The books I love most—poems, stories, essays, novels—are books that have passed through a terrifying silence, that have crossed a murderous divide. They have charted their own course, however perilous, ironic, or unsure, in making their way toward something or somewhere, toward someone. The poet Paul Celan wrote of poems as being en route, as heading “toward something open, inhabitable, an approachable you, perhaps, an approachable reality.”
Reading deeply is a matter of deep attention. My own idea of responsive reading—of reading that is engaged, open, lustrous, formative—means going down to a shoreline to find a message in a bottle. It means letting a work of art inhabit your mind and body, transforming yourself into Celan’s “approachable you.” It means going beyond national borders, sometimes beyond your own language, but it also means going beyond familiar assumptions and ideas—whatever they may be—about a given writer or body of work, at times about the literary enterprise itself. In his Journals Ralph Waldo Emerson playfully cites “our accomplished Mrs. B.,” who, with a wave of her hand, declares that Transcendentalism means “A little beyond.” Mrs. B. presents us with a prospect for reading as well, especially since “a little beyond” also means digging deeper within. “What we need are books that affect us like some really grievous misfortune,” Franz Kafka wrote in 1904, “like the death of one whom we loved more than ourselves.”
This is a book of encounters and explorations, of discoveries and reconsiderations. Literature is an international enterprise, and one must be an intrepid traveler, crossing geographic, historical, and linguistic borders. In these pieces I envisage writing as a mysterious, oppositional activity, an urgent, oddly self-conscious way of speaking not only to society but also across the frontiers of time. “Beyonding” is a trope, if not for complete transcendence, which is impossible in any case, then at least for a transcendental impulse in reading. The notion of using literature to go further than before, to go past ourselves, seems especially critical at a time when the Emersonian ideal of creative reading—of reading as an intimate, triggering, momentous activity—seems endangered in ways that Emerson himself, or Kafka for that matter, could never have suspected.
The essays included in this collection are diverse, but they have, I believe, a certain unity of purpose. I begin with a reconsideration of the “J” author, the most ancient and humanly oriented writer in the Hebrew Bible, and I conclude with a short memoir about my grandfather, whose poems, which have not survived, I have tried to imagine. There is an investigation of a new version of Dante’s Inferno and a discussion of a splendid biography of Emerson that teaches us to see his darkness, his passion, and his wildness—“the wildness whereof it is spoken,” as Frost says—and to recast his work in that light.

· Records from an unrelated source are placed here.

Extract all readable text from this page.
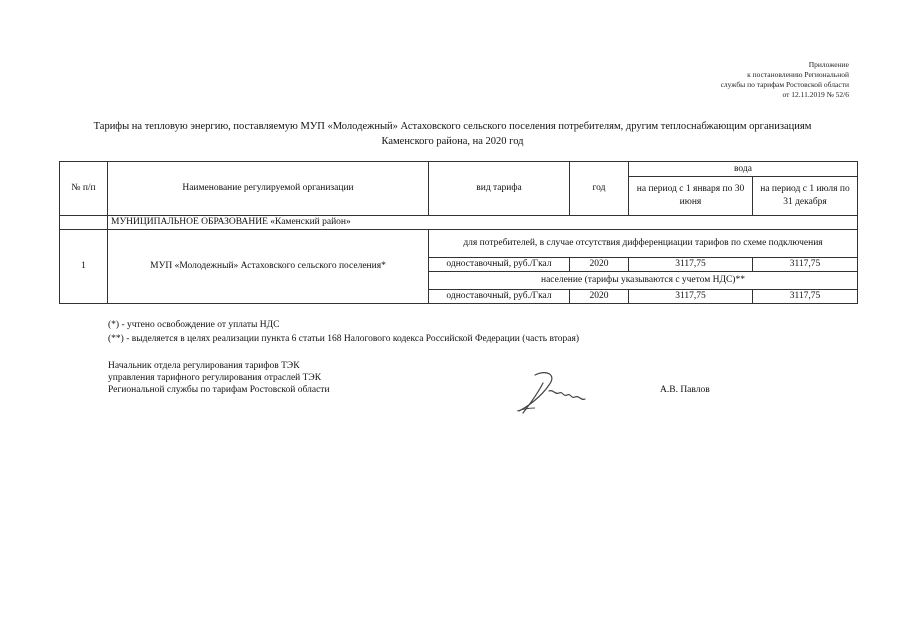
Приложение
к постановлению Региональной
службы по тарифам Ростовской области
от 12.11.2019 № 52/6
Тарифы на тепловую энергию, поставляемую МУП «Молодежный» Астаховского сельского поселения потребителям, другим теплоснабжающим организациям
Каменского района, на 2020 год
№ п/п	Наименование регулируемой организации	вид тарифа	год	вода	
				на период с 1 января по 30 июня	на период с 1 июля по 31 декабря
	МУНИЦИПАЛЬНОЕ ОБРАЗОВАНИЕ «Каменский район»				
1	МУП «Молодежный» Астаховского сельского поселения*	для потребителей, в случае отсутствия дифференциации тарифов по схеме подключения			
		одноставочный, руб./Гкал	2020	3117,75	3117,75
		население (тарифы указываются с учетом НДС)**			
		одноставочный, руб./Гкал	2020	3117,75	3117,75
(*) - учтено освобождение от уплаты НДС
(**) - выделяется в целях реализации пункта 6 статьи 168 Налогового кодекса Российской Федерации (часть вторая)
Начальник отдела регулирования тарифов ТЭК
управления тарифного регулирования отраслей ТЭК
Региональной службы по тарифам Ростовской области	А.В. Павлов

There are also essays here on a triad of extraordinary Polish poets—Zbigniew Herbert, Aleksander Wat, and Wislawa Szymborska—all of whom write at an acute angle to Polish society, in the margins of official discourse, and struggle mightily to reconcile a metaphysical poetry with a historical one. Nowhere is the writer’s fall into time more pronounced than in Eastern Europe.
There is a piece here on the poignant intersection of the personal and the historical in the writings of the Israeli poet Yehuda Amichai, on the Adamic exuberance of the West Indian Nobel Laureate Derek Walcott, and on the sullen majesty of England’s unofficial laureate Philip Larkin. I have followed García Lorca and Joseph Cornell (via Charles Simic) on their forays into New York City and tracked a company of Irish poets, playwrights, and novelists into the Irish countryside, which is for them, as I hope to show, both a real and an imaginary place, a symbol-laden territory. I have included a personal reappraisal of Donald Barthelme’s work, which has fallen into a kind of limbo since his death, and I have added a close examination of the biblical story of Jacob’s wrestling with an angel from the particular vantage point of the working poet. I have taken the story personally.
For me these pieces reinstate all my hours of wayward, ecstatic reading. Ecstasy is “a state of exalted delight in which normal understanding is felt to be surpassed,” and that has often been my own sublime experience of reading. The Greek word ekstasis signifies “standing elsewhere” or being “beside oneself,” and that, too, is part of my idea of deeply responsive reading, of beyonding. The works I have written about remind me of standing on the shoreline looking out. I feel the rhythm of the waves. I listen to the wind. I think of being called away, called back.